Proponents of American public diplomacy sometimes find it difficult to be taken seriously. Everyone says nice things about relying less on military force and more on soft power, but it has been hard to break away from the longtime conventional wisdom that America owes its place in the world primarily to its muscle. Today, however, policy makers are recognizing that merely being a “superpower”--whatever that means now--does not ensure security or prosperity in a globalized society.Toward a New Public Diplomacy explains public diplomacy and makes the case for why it will be the crucial element in the much-needed reinvention of American foreign policy.

Transforming Global Information and Communication Markets: The Political Economy of Innovation
Transforming Global Information and Communication Markets: The Political Economy of Innovation
Jonathan Aronson (co-author)
MIT Press, 2009

Jonathan Aronson and UC San Diego professor Peter Cowhey suggest in Transforming Global Information and Communication Markets that the interests of all ICT suppliers and consumers are changing rapidly. This is because of the diffusion of Internet, wireless, and broadband technology; growing modularity in the design of technologies; distributed computing infrastructures; and rapidly changing business models for IT industry leaders. Aronson and Cowhey posit that the direction of the evolution of ICT markets depends on politics and policy. They argue that continued rapid innovation and economic growth requires new approaches in global governance that will reconcile diverse interests and enable competition to flourish.

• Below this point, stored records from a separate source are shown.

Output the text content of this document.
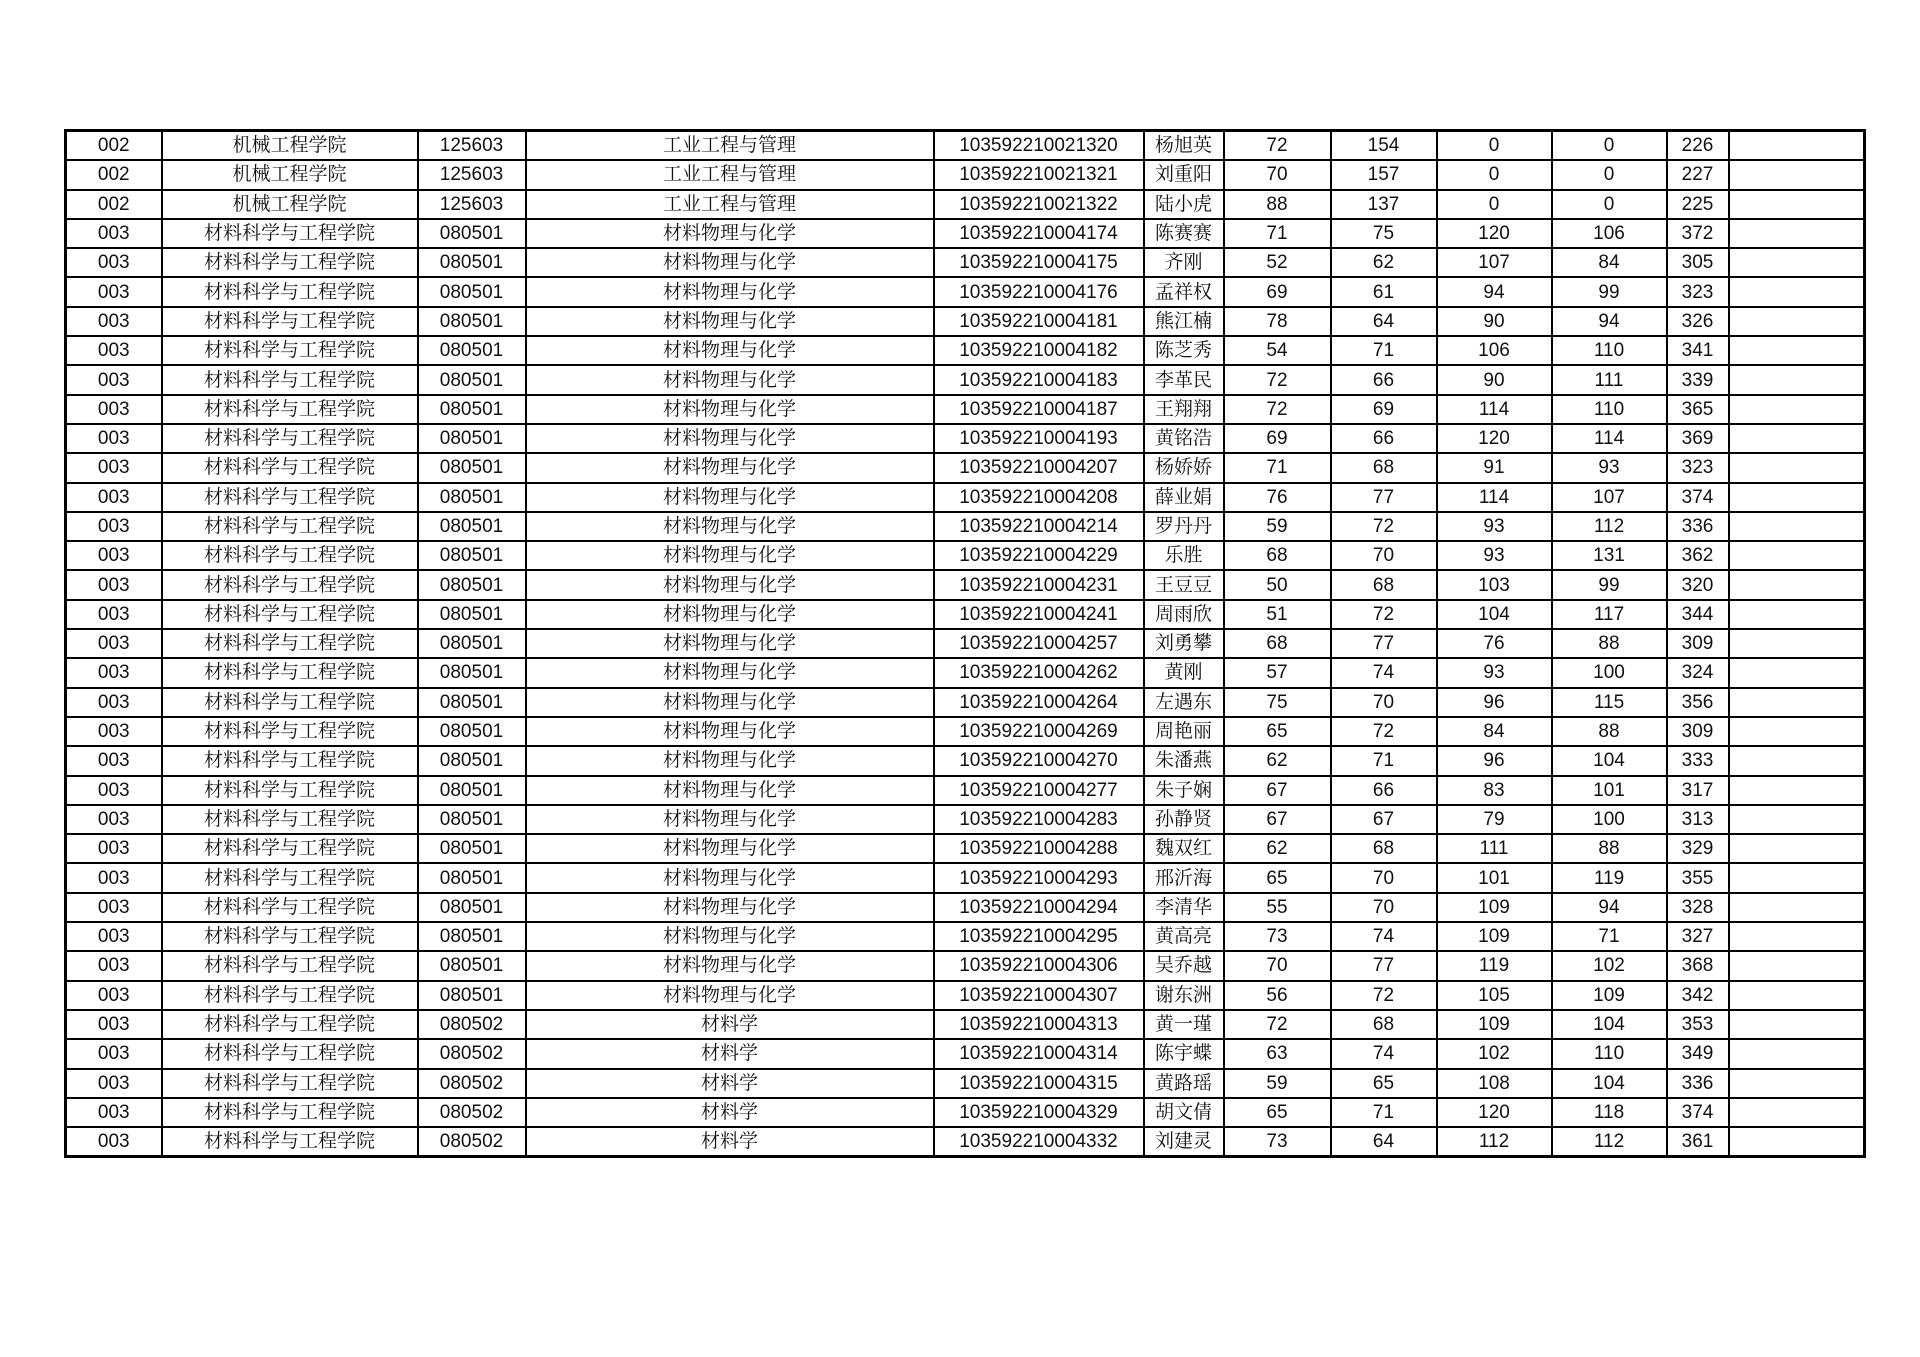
002	机械工程学院	125603	工业工程与管理	103592210021320	杨旭英	72	154	0	0	226	
002	机械工程学院	125603	工业工程与管理	103592210021321	刘重阳	70	157	0	0	227	
002	机械工程学院	125603	工业工程与管理	103592210021322	陆小虎	88	137	0	0	225	
003	材料科学与工程学院	080501	材料物理与化学	103592210004174	陈赛赛	71	75	120	106	372	
003	材料科学与工程学院	080501	材料物理与化学	103592210004175	齐刚	52	62	107	84	305	
003	材料科学与工程学院	080501	材料物理与化学	103592210004176	孟祥权	69	61	94	99	323	
003	材料科学与工程学院	080501	材料物理与化学	103592210004181	熊江楠	78	64	90	94	326	
003	材料科学与工程学院	080501	材料物理与化学	103592210004182	陈芝秀	54	71	106	110	341	
003	材料科学与工程学院	080501	材料物理与化学	103592210004183	李革民	72	66	90	111	339	
003	材料科学与工程学院	080501	材料物理与化学	103592210004187	王翔翔	72	69	114	110	365	
003	材料科学与工程学院	080501	材料物理与化学	103592210004193	黄铭浩	69	66	120	114	369	
003	材料科学与工程学院	080501	材料物理与化学	103592210004207	杨娇娇	71	68	91	93	323	
003	材料科学与工程学院	080501	材料物理与化学	103592210004208	薛业娟	76	77	114	107	374	
003	材料科学与工程学院	080501	材料物理与化学	103592210004214	罗丹丹	59	72	93	112	336	
003	材料科学与工程学院	080501	材料物理与化学	103592210004229	乐胜	68	70	93	131	362	
003	材料科学与工程学院	080501	材料物理与化学	103592210004231	王豆豆	50	68	103	99	320	
003	材料科学与工程学院	080501	材料物理与化学	103592210004241	周雨欣	51	72	104	117	344	
003	材料科学与工程学院	080501	材料物理与化学	103592210004257	刘勇攀	68	77	76	88	309	
003	材料科学与工程学院	080501	材料物理与化学	103592210004262	黄刚	57	74	93	100	324	
003	材料科学与工程学院	080501	材料物理与化学	103592210004264	左遇东	75	70	96	115	356	
003	材料科学与工程学院	080501	材料物理与化学	103592210004269	周艳丽	65	72	84	88	309	
003	材料科学与工程学院	080501	材料物理与化学	103592210004270	朱潘燕	62	71	96	104	333	
003	材料科学与工程学院	080501	材料物理与化学	103592210004277	朱子娴	67	66	83	101	317	
003	材料科学与工程学院	080501	材料物理与化学	103592210004283	孙静贤	67	67	79	100	313	
003	材料科学与工程学院	080501	材料物理与化学	103592210004288	魏双红	62	68	111	88	329	
003	材料科学与工程学院	080501	材料物理与化学	103592210004293	邢沂海	65	70	101	119	355	
003	材料科学与工程学院	080501	材料物理与化学	103592210004294	李清华	55	70	109	94	328	
003	材料科学与工程学院	080501	材料物理与化学	103592210004295	黄高亮	73	74	109	71	327	
003	材料科学与工程学院	080501	材料物理与化学	103592210004306	吴乔越	70	77	119	102	368	
003	材料科学与工程学院	080501	材料物理与化学	103592210004307	谢东洲	56	72	105	109	342	
003	材料科学与工程学院	080502	材料学	103592210004313	黄一瑾	72	68	109	104	353	
003	材料科学与工程学院	080502	材料学	103592210004314	陈宇蝶	63	74	102	110	349	
003	材料科学与工程学院	080502	材料学	103592210004315	黄路瑶	59	65	108	104	336	
003	材料科学与工程学院	080502	材料学	103592210004329	胡文倩	65	71	120	118	374	
003	材料科学与工程学院	080502	材料学	103592210004332	刘建灵	73	64	112	112	361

Understanding Ethnic Media: Producers, Consumers, and Societies
Understanding Ethnic Media: Producers, Consumers, and Societies
Sandra J. Ball-Rokeach (co-author)
SAGE (2010)

At present, the picture of the ethnic media is an incomplete one: While there is significant material on the portrayal of ethnic minorities in the mainstream media (and on how these representations affect ethnic perceptions), there is very little material/research on how the media produced by ethnic communities, for ethnic communities affect (1) the perceptions of self and of the ethnic community and (2) how the production and consumption of ethnic media affects the character of the larger media landscape. Understanding Ethnic Media approaches the ethnic media from the consumers’ point of view AND the producers’ vantage point, as changes that occur in the ethnic community affect the media, and vice versa. This accessible textbook strives to bridge the gap between the consumer and the production-centered research as it examines the relationships (a) between the ethnic media available in particular markets and (b) between the ethnic and mainstream media.

Union 1812: The Americans Who Fought the Second War of Independence
Union 1812: The Americans Who Fought the Second War of Independence
By A.J. Langguth
Simon & Schuster, 2006

Journalism professor emeritus A.J. Langguth’s 10th book picks up where his earlier book Patriots: The Men Who Started the American Revolution left off: at the first rumblings of the War of 1812. Richly rendered battle scenes are interspersed with historical portraits of James and Dolley Madison, Davy Crockett, the Shawnee chieftain Tecumseh and Andrew Jackson, among others. "Besides being a good read, Union 1812 allows you to discover the second wave of our founders with a renewed sense of awe and surprise," historian Douglas Brinkley wrote in the Washington Post.